Hey folks, as those of you who read my blog already know, I was almost finished with the story I was going to put out this week, but last week's news about Glenn Frey from the eagles hit me pretty hard. I put that story away to write this one instead. A lot of you guys out there know what it's like trying to convince your wife, especially when she likes a different kind of music how great the music you grew up with is. So just this past summer, I took my girls to see the history of the Eagles concert at the Joe Louis Arena. All three of them came out of that show loving the eagles as much as I do.

I did one Eagles song, (Lyin' Eyes) a couple of years ago and had plans to do more. So this is the first of at least a couple I'll be doing this year. I only had three days to get this out, so forgive me if it's not perfect. Everyone who wants to complain about my grammar and comma usage can email me for a refund. Think about the Eagles while you read this or better off just listen to the song. They really don't make them like this anymore. SS06

* * * * * *

I woke up to a sinking feeling in my stomach. There was also a hand on my ass and another trying to push its way between my legs. I had a really bad headache that I knew hadn't come from the liquor we'd drank the night before.

"Ceej, Honey, I'm not much of a morning person," I mumbled.

"Oh! ... Sorry," he mumbled. "But what about all of those stories you told me about you and Mark fucking all night and then half of the next day?"

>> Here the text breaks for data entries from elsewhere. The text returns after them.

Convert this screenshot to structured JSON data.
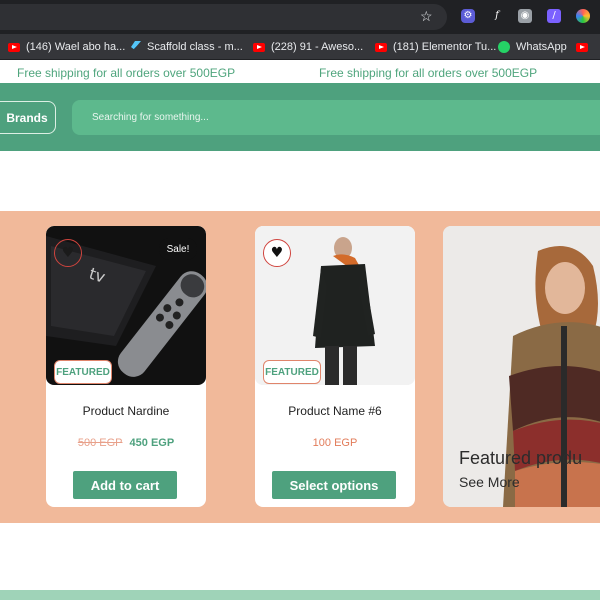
{
  "browser": {
    "bookmarks": [
      {
        "icon": "youtube-icon",
        "label": "(146) Wael abo ha..."
      },
      {
        "icon": "flutter-icon",
        "label": "Scaffold class - m..."
      },
      {
        "icon": "youtube-icon",
        "label": "(228) 91 - Aweso..."
      },
      {
        "icon": "youtube-icon",
        "label": "(181) Elementor Tu..."
      },
      {
        "icon": "whatsapp-icon",
        "label": "WhatsApp"
      }
    ],
    "extension_icons": [
      "gear-extension-icon",
      "font-extension-icon",
      "camera-extension-icon",
      "slash-extension-icon",
      "color-extension-icon"
    ],
    "colors": {
      "chrome_dark": "#202124",
      "bookmark_bar": "#35363a"
    }
  },
  "announcement": {
    "text_1": "Free shipping for all orders over 500EGP",
    "text_2": "Free shipping for all orders over 500EGP"
  },
  "header": {
    "brands_label": "Brands",
    "search_placeholder": "Searching for something..."
  },
  "products": [
    {
      "name": "Product Nardine",
      "old_price": "500 EGP",
      "price": "450 EGP",
      "badge": "Sale!",
      "tag": "FEATURED",
      "button": "Add to cart",
      "wishlisted": false
    },
    {
      "name": "Product Name #6",
      "price": "100 EGP",
      "tag": "FEATURED",
      "button": "Select options",
      "wishlisted": true
    }
  ],
  "promo": {
    "title": "Featured produ",
    "link": "See More"
  },
  "colors": {
    "brand_green": "#4ea17e",
    "peach": "#f1b99a",
    "sale_red": "#e27c5a"
  }
}
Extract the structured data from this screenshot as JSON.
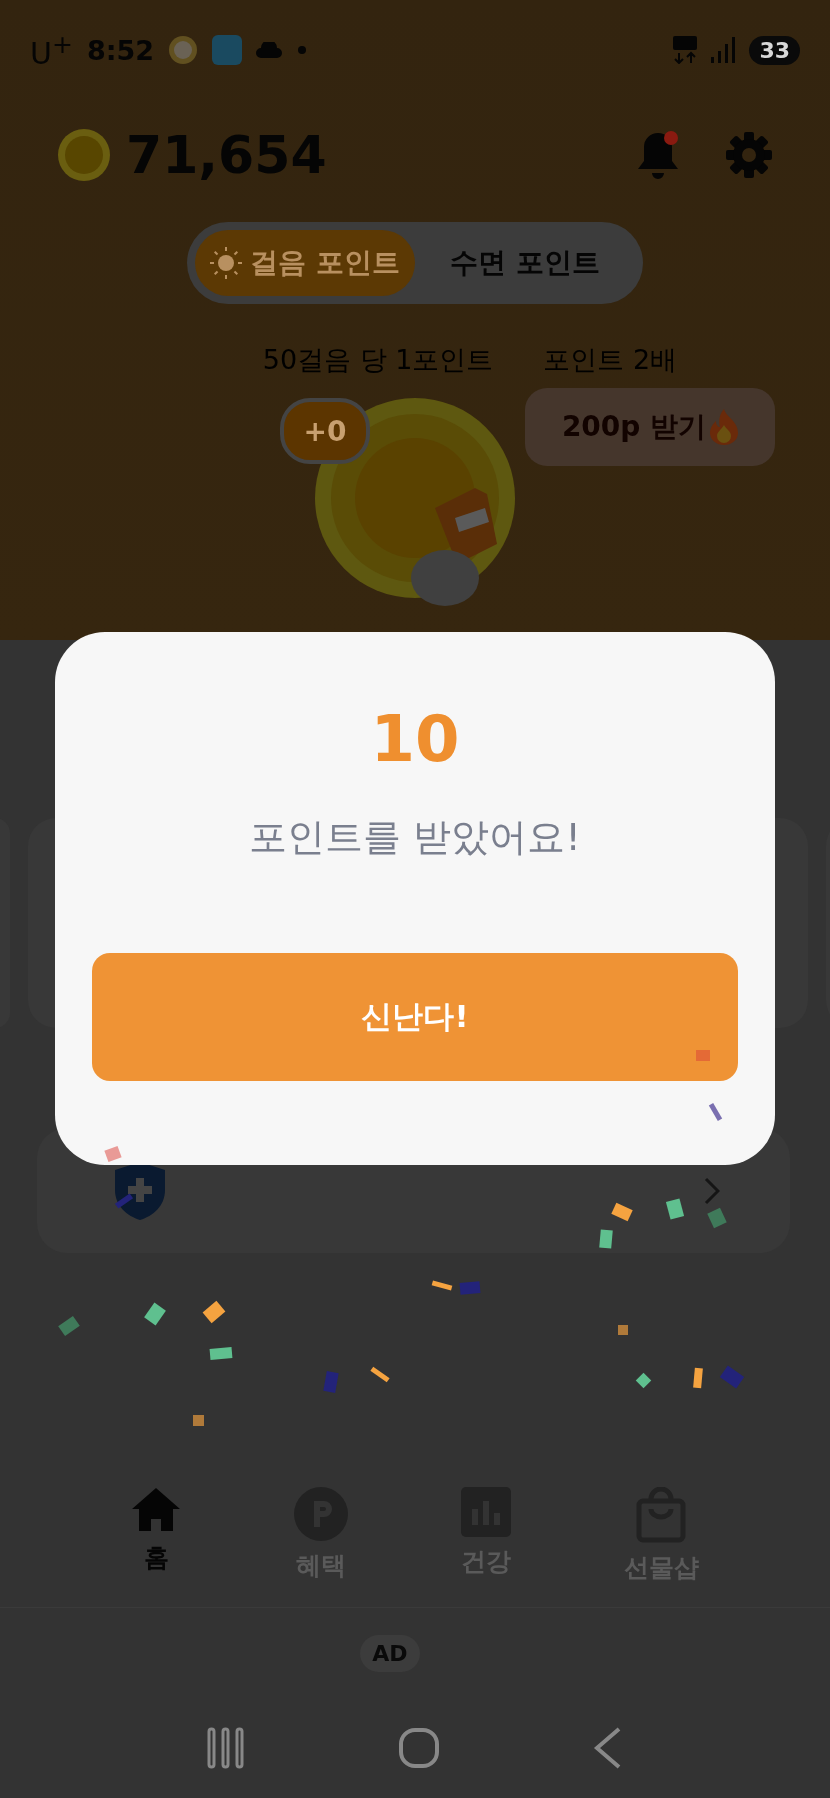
{
  "status_bar": {
    "carrier": "U$^{+}$",
    "time": "8:52",
    "battery": "33"
  },
  "header": {
    "points": "71,654",
    "has_new_notification": true
  },
  "mode_tabs": [
    {
      "label": "걸음 포인트",
      "selected": true
    },
    {
      "label": "수면 포인트",
      "selected": false
    }
  ],
  "rate_info": [
    "50걸음 당 1포인트",
    "포인트 2배"
  ],
  "reward": {
    "gained": "+0",
    "claim_button": "200p 받기"
  },
  "modal": {
    "amount": "10",
    "message": "포인트를 받았어요!",
    "confirm_button": "신난다!"
  },
  "bottom_nav": [
    {
      "label": "홈",
      "selected": true
    },
    {
      "label": "혜택",
      "selected": false
    },
    {
      "label": "건강",
      "selected": false
    },
    {
      "label": "선물샵",
      "selected": false
    }
  ],
  "ad_label": "AD"
}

"I was twenty then," I grumbled. "When you're twenty years old and madly in love you can live on sex."

"Oh ..." he said sadly.

He looked like a hurt puppy and I wondered again if I wasn't making a mistake. On paper it seemed like everything would be perfect for me. I was trading in a forty year old man who worked all day long and then came home and worked on his car, for a thirty year old man who worshipped the ground I walked on.

Mark was dedicated to his fucking job and to stacking dollars for what he thought was going to be our future. CJ was dedicated to me. Mark, while not controlling or anywhere near abusive, seemed to always argue with me. If I put my foot down and stood firm, drawing a line in the sand, he just looked at me with a peculiar little smile on his face and walked away.

Things were not supposed to work that way. When my mother put her foot down, my father toed the line the way he was supposed to. Eventually he realized that as has been said too many times to recount, "Happy wife, happy life."

But not Mr. Mark Clayton. Mr. Mark Clayton looked at me with a look that seemed to say, "Bitch, you're crazy!"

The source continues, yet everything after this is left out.